Letting that response lie, they split the room and walked up either side of the bed looking for anything out of the ordinary, anything that might tell them what had actually happened. Donovan had no doubt that the cause of death would be unknown again. And he hated it.
This time he knelt down and looked under the edges of the bed, once again trying to see if maybe she'd been splayed out across the top and tied down th
e way Marat had. But it looked like this time, the killer had tied her to the feet of the nearby heavy objects—the bed and the dresser—leaving her to die on the floor. Donovan leaned over and sniffed at the bed covers.
"She didn't die here."
“I wouldn’t think so. It would be hard—or pointless—to put the bed back afterward and just leave the body on the floor.”
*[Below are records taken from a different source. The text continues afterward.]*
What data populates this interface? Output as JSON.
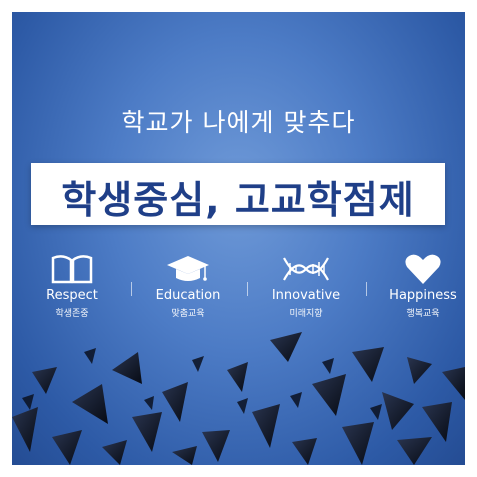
{
  "subtitle": "학교가 나에게 맞추다",
  "headline": "학생중심, 고교학점제",
  "values": [
    {
      "en": "Respect",
      "ko": "학생존중",
      "icon": "open-book-icon"
    },
    {
      "en": "Education",
      "ko": "맞춤교육",
      "icon": "graduation-cap-icon"
    },
    {
      "en": "Innovative",
      "ko": "미래지향",
      "icon": "dna-helix-icon"
    },
    {
      "en": "Happiness",
      "ko": "행복교육",
      "icon": "heart-icon"
    }
  ],
  "colors": {
    "background": "#4d7cc6",
    "headline_text": "#1f3f88",
    "shard": "#0f1522"
  }
}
His sense of smell concurred with the visible physical evidence. The covers weren't rumpled like the body had been laid on it and again, as Eleri had pointed out, it looked like she'd never been in—or even on—the bed.
When he stood up and looked over, he saw Eleri frowning at a pillow. "What is this?"
"I don't know." There was some kind of dirt on the pillow.
"Pillows get dirty." Though even as he said it, he knew that was the wrong response here.
"No. It's right in the middle of the pillow. And look at the other pillows," Eleri pointed them out.
He followed her instructions. Donovan knew bodies. Eleri knew crime scenes better than he did. So he listened.
"There's something on this pillow and it doesn't belong. When we get the crime techs in, we have to make sure they test it."
"When we get the crime techs in …" he repeated her words. "You mean, after we leave because someone will have spotted us here at Jivika's house now and there's a dead body found here? How is Marshall Bennett going to explain that we were here and now she’s dead?"
48
Another string of swear words ran through Eleri's head as she stood in the bedroom looking at everything in the room they still needed to check.
"Goddammit, the only way out of this," she said to Donovan, "is for us to call it in.”
"Which means,” he sighed out the words, his frustrations as clear as hers felt, “we have to explain that we went to the pharmacy just for a pack of gum because we now can't claim a prescription. They'll check it."